The area around the bay was settled by sedentary ranchers who had trade relations with other parts of Madagascar by the 12th century at the latest. From the early 16th century onwards, East Indiamans from Portugal, the Netherlands and Great Britain headed for Saint Augustin in order to get provisions on the way to South Asia. Portuguese sailors named the bay after Saint Augustine. The people of Saint Augustin lived in small local communities and belonged to the Fihereña population.

In 1645 , the British East India Company set up a fortified camp on the south bank of the bay to maintain the supply trade . After conflicts with the Fihereña, the settlers fled the base in 1646. From the middle of the 17th century, the Sakalava state in the east repeatedly attacked Fihereña communities and sold prisoners as slaves on European ships. From around 1690 pirates, who had been driven out of the Caribbean by the European naval powers, used Saint Augustin at times as a place of refuge.

In the early 18th century, the Sakalava rulers integrated the bay into their state and installed representatives who monopolized coastal trade. The slave trade increased as a result and reached its greatest extent in the 1820s and 1830s, but always remained of secondary importance compared to that on the north and east coast of Madagascar. In the middle of the 18th century, Saint Augustin advanced to become an important supply station for the Royal Navy in the course of the British-French colonial wars in India . In exchange for zebus , the Sakalava obtained muskets and ammunition, which they used to assert themselves against the expanding Imerina state and to carry out enslavement raids into the interior.
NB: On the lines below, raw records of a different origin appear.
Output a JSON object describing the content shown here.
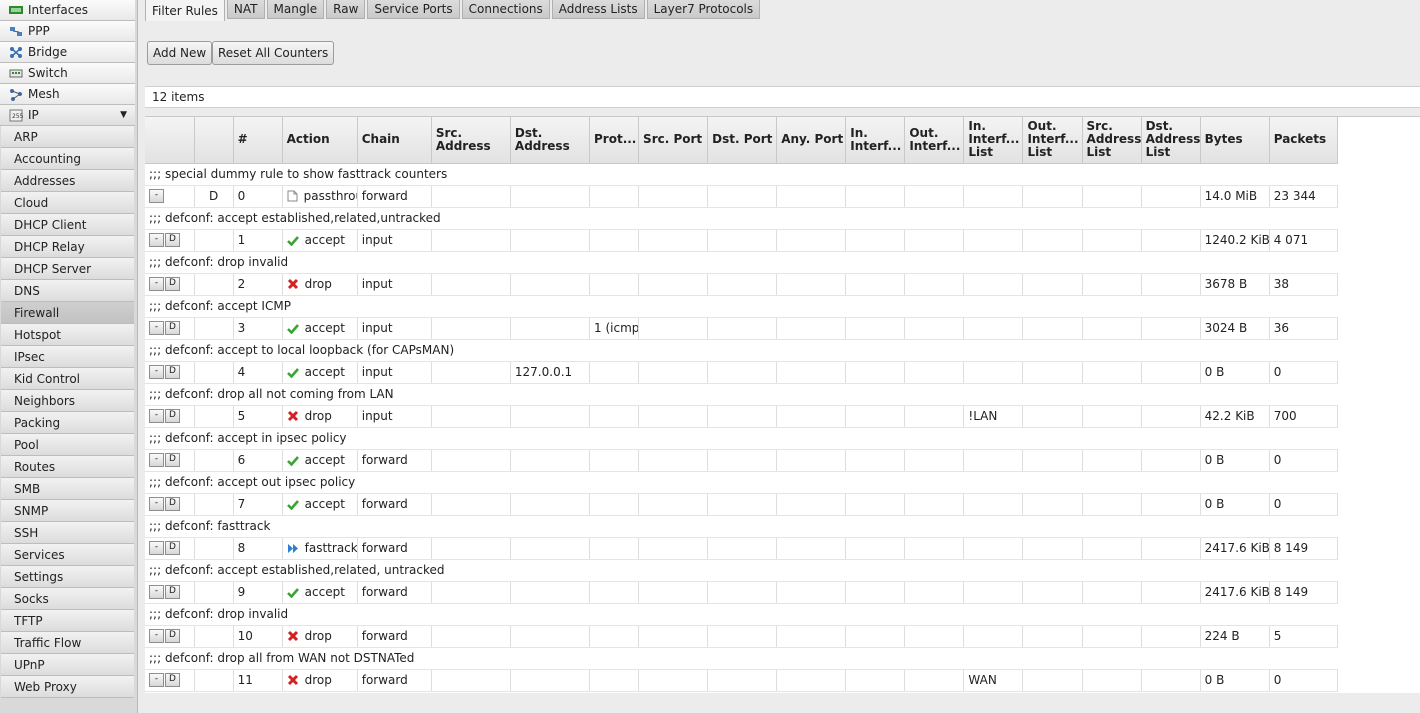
{
  "sidebar": {
    "top_items": [
      {
        "label": "Interfaces",
        "icon": "interfaces-icon"
      },
      {
        "label": "PPP",
        "icon": "ppp-icon"
      },
      {
        "label": "Bridge",
        "icon": "bridge-icon"
      },
      {
        "label": "Switch",
        "icon": "switch-icon"
      },
      {
        "label": "Mesh",
        "icon": "mesh-icon"
      },
      {
        "label": "IP",
        "icon": "ip-icon",
        "arrow": "▼"
      }
    ],
    "ip_items": [
      "ARP",
      "Accounting",
      "Addresses",
      "Cloud",
      "DHCP Client",
      "DHCP Relay",
      "DHCP Server",
      "DNS",
      "Firewall",
      "Hotspot",
      "IPsec",
      "Kid Control",
      "Neighbors",
      "Packing",
      "Pool",
      "Routes",
      "SMB",
      "SNMP",
      "SSH",
      "Services",
      "Settings",
      "Socks",
      "TFTP",
      "Traffic Flow",
      "UPnP",
      "Web Proxy"
    ],
    "active": "Firewall"
  },
  "tabs": [
    "Filter Rules",
    "NAT",
    "Mangle",
    "Raw",
    "Service Ports",
    "Connections",
    "Address Lists",
    "Layer7 Protocols"
  ],
  "active_tab": "Filter Rules",
  "toolbar": {
    "add_new": "Add New",
    "reset_counters": "Reset All Counters"
  },
  "item_count": "12 items",
  "columns": [
    "",
    "",
    "#",
    "Action",
    "Chain",
    "Src.\nAddress",
    "Dst.\nAddress",
    "Prot...",
    "Src. Port",
    "Dst. Port",
    "Any. Port",
    "In.\nInterf...",
    "Out.\nInterf...",
    "In.\nInterf...\nList",
    "Out.\nInterf...\nList",
    "Src.\nAddress\nList",
    "Dst.\nAddress\nList",
    "Bytes",
    "Packets"
  ],
  "rules": [
    {
      "comment": ";;; special dummy rule to show fasttrack counters",
      "dynamic": true,
      "flag": "D",
      "num": "0",
      "action": "passthrough",
      "action_icon": "passthrough-icon",
      "chain": "forward",
      "dst_address": "",
      "protocol": "",
      "in_interface_list": "",
      "bytes": "14.0 MiB",
      "packets": "23 344"
    },
    {
      "comment": ";;; defconf: accept established,related,untracked",
      "num": "1",
      "action": "accept",
      "action_icon": "check-icon",
      "chain": "input",
      "dst_address": "",
      "protocol": "",
      "in_interface_list": "",
      "bytes": "1240.2 KiB",
      "packets": "4 071"
    },
    {
      "comment": ";;; defconf: drop invalid",
      "num": "2",
      "action": "drop",
      "action_icon": "drop-icon",
      "chain": "input",
      "dst_address": "",
      "protocol": "",
      "in_interface_list": "",
      "bytes": "3678 B",
      "packets": "38"
    },
    {
      "comment": ";;; defconf: accept ICMP",
      "num": "3",
      "action": "accept",
      "action_icon": "check-icon",
      "chain": "input",
      "dst_address": "",
      "protocol": "1 (icmp",
      "in_interface_list": "",
      "bytes": "3024 B",
      "packets": "36"
    },
    {
      "comment": ";;; defconf: accept to local loopback (for CAPsMAN)",
      "num": "4",
      "action": "accept",
      "action_icon": "check-icon",
      "chain": "input",
      "dst_address": "127.0.0.1",
      "protocol": "",
      "in_interface_list": "",
      "bytes": "0 B",
      "packets": "0"
    },
    {
      "comment": ";;; defconf: drop all not coming from LAN",
      "num": "5",
      "action": "drop",
      "action_icon": "drop-icon",
      "chain": "input",
      "dst_address": "",
      "protocol": "",
      "in_interface_list": "!LAN",
      "bytes": "42.2 KiB",
      "packets": "700"
    },
    {
      "comment": ";;; defconf: accept in ipsec policy",
      "num": "6",
      "action": "accept",
      "action_icon": "check-icon",
      "chain": "forward",
      "dst_address": "",
      "protocol": "",
      "in_interface_list": "",
      "bytes": "0 B",
      "packets": "0"
    },
    {
      "comment": ";;; defconf: accept out ipsec policy",
      "num": "7",
      "action": "accept",
      "action_icon": "check-icon",
      "chain": "forward",
      "dst_address": "",
      "protocol": "",
      "in_interface_list": "",
      "bytes": "0 B",
      "packets": "0"
    },
    {
      "comment": ";;; defconf: fasttrack",
      "num": "8",
      "action": "fasttrack",
      "action_icon": "fasttrack-icon",
      "chain": "forward",
      "dst_address": "",
      "protocol": "",
      "in_interface_list": "",
      "bytes": "2417.6 KiB",
      "packets": "8 149"
    },
    {
      "comment": ";;; defconf: accept established,related, untracked",
      "num": "9",
      "action": "accept",
      "action_icon": "check-icon",
      "chain": "forward",
      "dst_address": "",
      "protocol": "",
      "in_interface_list": "",
      "bytes": "2417.6 KiB",
      "packets": "8 149"
    },
    {
      "comment": ";;; defconf: drop invalid",
      "num": "10",
      "action": "drop",
      "action_icon": "drop-icon",
      "chain": "forward",
      "dst_address": "",
      "protocol": "",
      "in_interface_list": "",
      "bytes": "224 B",
      "packets": "5"
    },
    {
      "comment": ";;; defconf: drop all from WAN not DSTNATed",
      "num": "11",
      "action": "drop",
      "action_icon": "drop-icon",
      "chain": "forward",
      "dst_address": "",
      "protocol": "",
      "in_interface_list": "WAN",
      "bytes": "0 B",
      "packets": "0"
    }
  ],
  "row_buttons": {
    "remove": "-",
    "disable": "D"
  },
  "colors": {
    "accept": "#3aa534",
    "drop": "#d32020",
    "fasttrack": "#2f7fd0"
  }
}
From 1801 at the latest until the time of the American Civil War, American whalers also regularly visited Saint Augustin to stock up on provisions. After the opening of the Suez Canal in 1869, coastal trade in Saint Augustin collapsed because much of the merchant shipping in the Indian Ocean shifted north. At the time of the colonial conquest of Madagascar by France in the 1880s and 1890s, the bay had lost its importance as a trading hub.

literature

  • Jane Hooper: Feeding Globalization: Madagascar and the Provisioning Trade, 1600-1800 . Ohio University Press, Athens 2017, ISBN 978-0-8214-2253-3 .
  • Felix Schürmann: The gray undercurrent. Whalers and coastal societies on the deep beaches of Africa (1770–1920) . Campus Verlag, Frankfurt am Main / New York City 2017, ISBN 978-3-593-50675-3 .

Individual evidence

  1. To the general history section : Felix Schürmann: The gray undercurrent. Whalers and coastal societies on the deep beaches of Africa (1770–1920) . Campus Verlag, Frankfurt am Main / New York City 2017, pp. 257–290.